Wie so etwas in Neuseeland überhaupt möglich war und warum er auf keiner Liste der Gefährder stand, auch nicht in seinem Heimatland, war Inhalt vieler Diskussionen. Ebenso die Tatsache, wie einfach es offenbar für ihn war, sich ein Waffenarsenal von fünf modifizierten halbautomatischen Sturmgewehren und 30er-Magazinen zu beschaffen.

Das ist in Australien höchst schwierig, da jede Waffe mit Seriennummer registriert sein muss und Waffenscheininhaber einen rigorosen Test bestehen müssen. Nach dem Amoklauf von Port Arthur im April 1996, wo Martin Bryant 35 Menschen umbrachte, wurde dort das Waffengesetz innerhalb von zwölf Tagen entsprechend geändert.

Bislang war die Waffenlobby immer stärker als die Regierung

In Neuseeland kann man solch eine Waffe und die Magazine legal erwerben, es ist lediglich verboten, die Magazine in der Waffe zu benutzen. Deshalb hat Premierministerin Jacinda Ardern angekündigt, das Waffengesetz auch hier zu verschärfen und halbautomatische Waffen zu verbieten. „Niemand braucht solche Waffen“, sagte sie.

In der Vergangenheit waren entsprechende die Gesetzesvorlagen nach dem Protest von Lobbygruppen mehrmals im Mülleimer gelandet, ehe ernsthaft darüber debattiert wurde. Angesichts des nun drohenden Verbots fand am Wochenende ein regelrechter Run auf die Fachgeschäfte statt, halbautomatische Sturmgewehre flogen bei den Panikkäufen förmlich aus den Regalen.

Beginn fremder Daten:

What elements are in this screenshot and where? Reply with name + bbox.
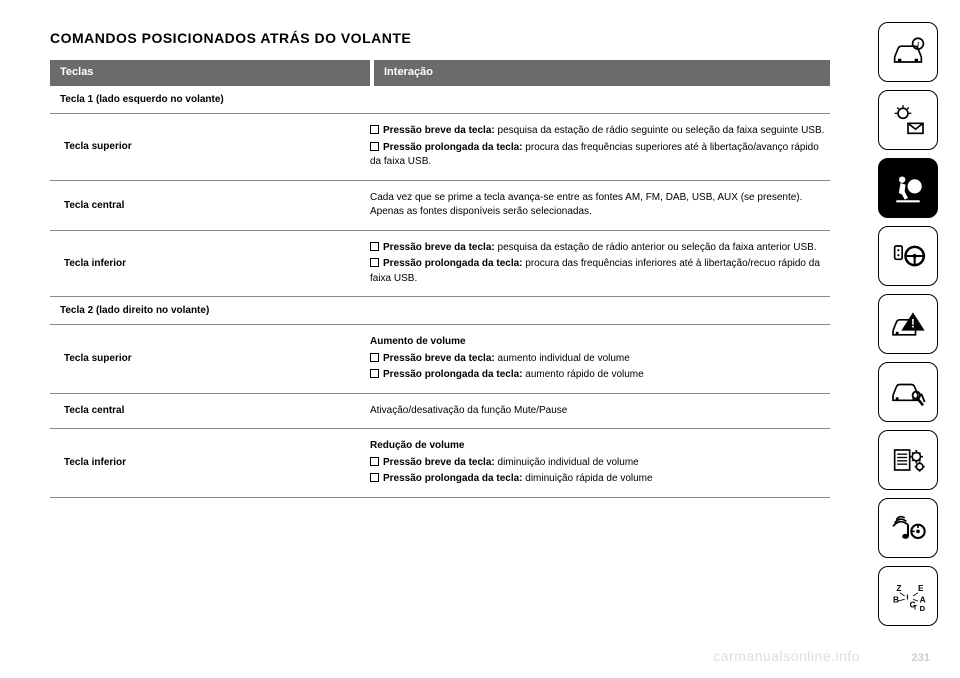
sidebar-settings-list-icon[interactable] — [878, 430, 938, 490]
alpha-index-icon: Z E B A I C D T — [888, 576, 928, 616]
svg-text:i: i — [917, 40, 920, 49]
section-tecla-2: Tecla 2 (lado direito no volante) — [50, 297, 830, 325]
desc-t2-inferior: Redução de volume Pressão breve da tecla… — [370, 429, 830, 497]
row-t1-inferior: Tecla inferior Pressão breve da tecla: p… — [50, 231, 830, 298]
row-t2-superior: Tecla superior Aumento de volume Pressão… — [50, 325, 830, 394]
car-info-icon: i — [888, 32, 928, 72]
t2i-p2b: diminuição rápida de volume — [523, 473, 653, 484]
label-t2-central: Tecla central — [50, 394, 370, 429]
t2s-p2a: Pressão prolongada da tecla: — [383, 369, 523, 380]
t2s-p2b: aumento rápido de volume — [523, 369, 644, 380]
header-interacao: Interação — [374, 60, 830, 86]
label-t1-inferior: Tecla inferior — [50, 231, 370, 297]
desc-t2-superior: Aumento de volume Pressão breve da tecla… — [370, 325, 830, 393]
sidebar-airbag-icon[interactable] — [878, 158, 938, 218]
car-service-icon — [888, 372, 928, 412]
table-header: Teclas Interação — [50, 60, 830, 86]
t2s-p1b: aumento individual de volume — [495, 353, 630, 364]
sidebar-lights-mail-icon[interactable] — [878, 90, 938, 150]
box-icon — [370, 473, 379, 482]
sidebar-car-service-icon[interactable] — [878, 362, 938, 422]
label-t1-central: Tecla central — [50, 181, 370, 230]
desc-t1-superior: Pressão breve da tecla: pesquisa da esta… — [370, 114, 830, 180]
t1s-p1b: pesquisa da estação de rádio seguinte ou… — [495, 125, 825, 136]
lights-mail-icon — [888, 100, 928, 140]
media-nav-icon — [888, 508, 928, 548]
t1c-text: Cada vez que se prime a tecla avança-se … — [370, 191, 826, 220]
box-icon — [370, 242, 379, 251]
t2i-p2a: Pressão prolongada da tecla: — [383, 473, 523, 484]
t2c-text: Ativação/desativação da função Mute/Paus… — [370, 404, 826, 419]
sidebar-nav: i — [878, 22, 938, 626]
box-icon — [370, 258, 379, 267]
key-wheel-icon — [888, 236, 928, 276]
airbag-icon — [888, 168, 928, 208]
car-warning-icon: ! — [888, 304, 928, 344]
label-t2-superior: Tecla superior — [50, 325, 370, 393]
row-t2-inferior: Tecla inferior Redução de volume Pressão… — [50, 429, 830, 498]
sidebar-media-nav-icon[interactable] — [878, 498, 938, 558]
t1s-p1a: Pressão breve da tecla: — [383, 125, 495, 136]
box-icon — [370, 369, 379, 378]
page-content: COMANDOS POSICIONADOS ATRÁS DO VOLANTE T… — [50, 30, 830, 498]
svg-text:I: I — [906, 592, 908, 601]
box-icon — [370, 353, 379, 362]
label-t1-superior: Tecla superior — [50, 114, 370, 180]
sidebar-car-warning-icon[interactable]: ! — [878, 294, 938, 354]
box-icon — [370, 125, 379, 134]
t2s-p1a: Pressão breve da tecla: — [383, 353, 495, 364]
row-t1-superior: Tecla superior Pressão breve da tecla: p… — [50, 114, 830, 181]
t2i-lead: Redução de volume — [370, 439, 826, 454]
svg-text:T: T — [913, 604, 917, 611]
svg-text:D: D — [920, 604, 926, 613]
page-title: COMANDOS POSICIONADOS ATRÁS DO VOLANTE — [50, 30, 830, 46]
t1i-p2a: Pressão prolongada da tecla: — [383, 258, 523, 269]
sidebar-key-wheel-icon[interactable] — [878, 226, 938, 286]
desc-t2-central: Ativação/desativação da função Mute/Paus… — [370, 394, 830, 429]
t1i-p1b: pesquisa da estação de rádio anterior ou… — [495, 242, 817, 253]
desc-t1-inferior: Pressão breve da tecla: pesquisa da esta… — [370, 231, 830, 297]
desc-t1-central: Cada vez que se prime a tecla avança-se … — [370, 181, 830, 230]
t1s-p2a: Pressão prolongada da tecla: — [383, 142, 523, 153]
header-teclas: Teclas — [50, 60, 370, 86]
row-t1-central: Tecla central Cada vez que se prime a te… — [50, 181, 830, 231]
box-icon — [370, 457, 379, 466]
svg-text:A: A — [920, 595, 926, 605]
watermark: carmanualsonline.info — [713, 648, 860, 664]
svg-text:Z: Z — [896, 583, 901, 593]
box-icon — [370, 142, 379, 151]
label-t2-inferior: Tecla inferior — [50, 429, 370, 497]
t2i-p1b: diminuição individual de volume — [495, 457, 639, 468]
sidebar-alpha-index-icon[interactable]: Z E B A I C D T — [878, 566, 938, 626]
t1i-p1a: Pressão breve da tecla: — [383, 242, 495, 253]
page-number: 231 — [912, 652, 930, 664]
row-t2-central: Tecla central Ativação/desativação da fu… — [50, 394, 830, 430]
section-tecla-1: Tecla 1 (lado esquerdo no volante) — [50, 86, 830, 114]
svg-text:E: E — [918, 583, 924, 593]
svg-text:!: ! — [911, 317, 915, 330]
t2s-lead: Aumento de volume — [370, 335, 826, 350]
t2i-p1a: Pressão breve da tecla: — [383, 457, 495, 468]
settings-list-icon — [888, 440, 928, 480]
sidebar-car-info-icon[interactable]: i — [878, 22, 938, 82]
svg-text:B: B — [893, 595, 899, 605]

Der in der 400 Kilometer südlich von Christchurch liegenden Stadt Dunedin wohnende Tarrant, in dessen Haus die Polizei „interessante Objekte“ fand, frönte seiner Leidenschaft im Bruce Rifle Club. Laut dem ehemaligen Soldaten Pete Breidahl ist dieser Klub „der perfekte Nährboden“ für einen Massenmörder. In der gestrigen Ausgabe der Zeitung „Sunday Star Times“ sagte Breidahl, er habe bei drei Besuchen Gespräche über Massaker gehört, die ihn „tief im Innersten verstörten“. Auch der Name des Amokläufers von Port Arthur sei gefallen.

Das habe ihm derart Angst eingejagt, dass er eine offizielle Meldung bei der Polizei gemacht habe. Dort sei ihm gesagt worden, die Leute im Klub seien „bloß ein Haufen dummer, alter Trottel“ und es bestehe kein Grund zur Sorge. Der Schützenverein wies die Vorwürfe zurück, Vizepräsident Scott Williams sagte laut Zeitungsbericht, die Mitglieder seien „schockiert und fassungslos“ gewesen, als sie von Tarrants Festnahme hörten. Nur Breidahl war nicht überrascht. Seine Überzeugung: Die furchtbaren Ereignisse von Christchurch „hätten verhindert werden können“.